A new study published in the journal Neurology took a group of healthy adults, ages 18 to 35, and divided them up based on their risk factors for the disease.
"They identified a group that had increased risk factors for Alzheimer's based on identifying certain genes, and then they measured the size of the Hippocampus of the two groups. They found that on average the size of the Hippocampus was smaller of those individuals who had genetic risk."
The Hippocampus is the part of the brain that controls memory - the study suggesting a link between the size and the risk factor.

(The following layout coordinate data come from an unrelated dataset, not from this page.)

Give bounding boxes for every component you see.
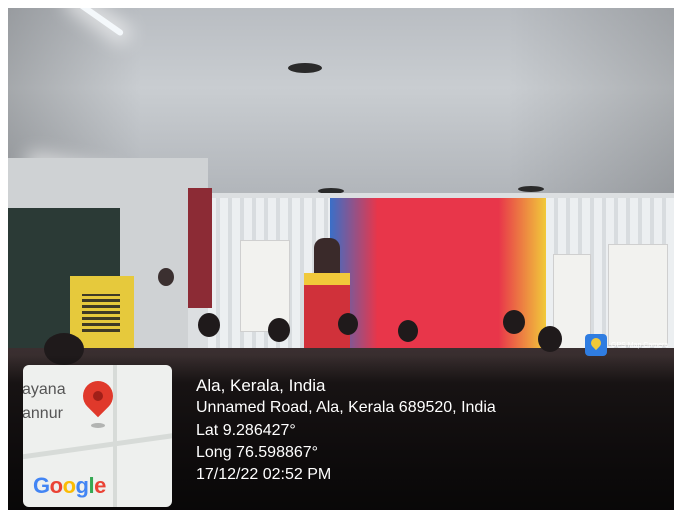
longitude: Long 76.598867° — [196, 443, 319, 461]
qr-code — [82, 294, 120, 332]
latitude: Lat 9.286427° — [196, 421, 296, 439]
gps-badge: GPS Map Camera — [585, 333, 668, 357]
gps-map-camera-icon — [585, 334, 607, 356]
address: Unnamed Road, Ala, Kerala 689520, India — [196, 399, 496, 417]
audience-person — [398, 320, 418, 342]
google-logo: Google — [33, 473, 106, 498]
place-name: Ala, Kerala, India — [196, 376, 326, 395]
location-info: Ala, Kerala, India Unnamed Road, Ala, Ke… — [196, 374, 496, 486]
audience-person — [503, 310, 525, 334]
standee — [608, 244, 668, 346]
speaker — [314, 238, 340, 278]
gps-badge-text: GPS Map Camera — [611, 341, 669, 349]
map-thumbnail[interactable]: ayana annur Google — [23, 365, 172, 507]
map-label: annur — [23, 405, 63, 422]
audience-person — [158, 268, 174, 286]
ceiling-fan — [288, 63, 322, 73]
audience-person — [538, 326, 562, 352]
map-road — [23, 430, 172, 461]
audience-person — [268, 318, 290, 342]
map-pin-shadow — [91, 423, 105, 428]
audience-person — [198, 313, 220, 337]
datetime: 17/12/22 02:52 PM — [196, 465, 332, 483]
map-label: ayana — [23, 381, 66, 398]
ceiling-fan — [518, 186, 544, 192]
red-curtain — [188, 188, 212, 308]
map-road — [113, 365, 117, 507]
audience-person — [338, 313, 358, 335]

Alzheimer’s is the sixth leading cause of death in the U.S. and I feel like it's closeted disease. Just having our bikers go across the state and let other people know that people are dealing with this, we can be a good resource for them.
Alzheimer's impacts 5.2 million people ages 65 and older, and though this new indicator is easy for younger people to see, Dr. Davis says to be careful what answers you go looking for.
We don't have a cure for Alzheimer's disease, are you going to live with the knowledge that you are maybe at higher risk? and maybe it won't be true but every day you have to live with the fact that you took that test.